Op 20 november 2023 heeft het Gerechtshof Amsterdam uitspraak gedaan in de strafzaak tegen een verdachte die in hoger beroep was gegaan tegen een vonnis van de politierechter. De zaak betreft de tenlastelegging van het opzettelijk aanwezig hebben van hennep en hasjiesj, alsook het witwassen van een geldbedrag van €26.360,-. De feiten dateren van 14 november 2019, toen de verdachte samen met anderen in Amsterdam werd beschuldigd van het bezit van verdovende middelen en het verwerven van geld dat afkomstig zou zijn uit een misdrijf.
Tijdens de zitting op 6 november 2023 heeft de verdachte verklaard geen wetenschap te hebben gehad van de aanwezigheid van de verdovende middelen en het geldbedrag in de woning waar zij verbleef. Het hof heeft de verklaringen van de verdachte en de vordering van de advocaat-generaal in overweging genomen. Het hof oordeelde dat er onvoldoende bewijs was voor de wetenschap van de verdachte met betrekking tot de aanwezigheid van de hennep, hasjiesj en het geldbedrag.

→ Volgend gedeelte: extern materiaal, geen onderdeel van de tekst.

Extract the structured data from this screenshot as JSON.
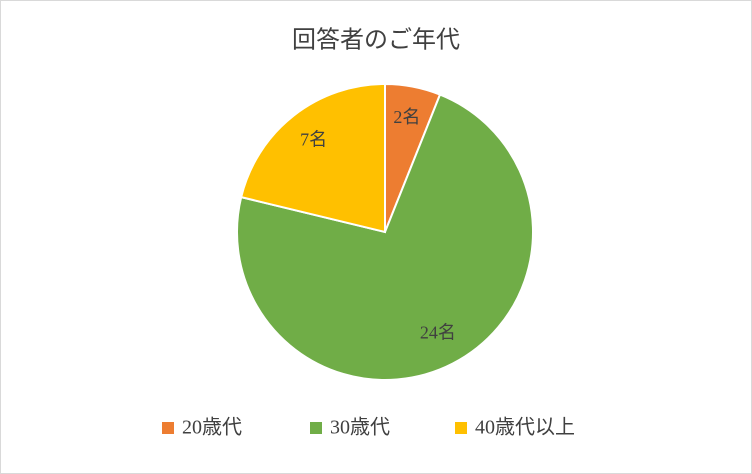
{
  "chart_data": {
    "type": "pie",
    "title": "回答者のご年代",
    "categories": [
      "20歳代",
      "30歳代",
      "40歳代以上"
    ],
    "values": [
      2,
      24,
      7
    ],
    "value_labels": [
      "2名",
      "24名",
      "7名"
    ],
    "colors": [
      "#ED7D31",
      "#70AD47",
      "#FFC000"
    ],
    "legend": "bottom"
  }
}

Het hof heeft het vonnis van de politierechter vernietigd en de verdachte vrijgesproken van de tenlastegelegde feiten. De rechtbank heeft geen geloof gehecht aan de verklaring van de verdachte over de herkomst van het geldbedrag, maar concludeerde dat niet wettig en overtuigend kon worden bewezen dat de verdachte op de hoogte was van de aanwezigheid van de verdovende middelen en het geld. De beslissing om de in beslag genomen voorwerpen te onttrekken aan het verkeer en de bewaring ten behoeve van de rechthebbende te gelasten, werd ook genomen. Het arrest is uitgesproken door de meervoudige strafkamer van het gerechtshof Amsterdam.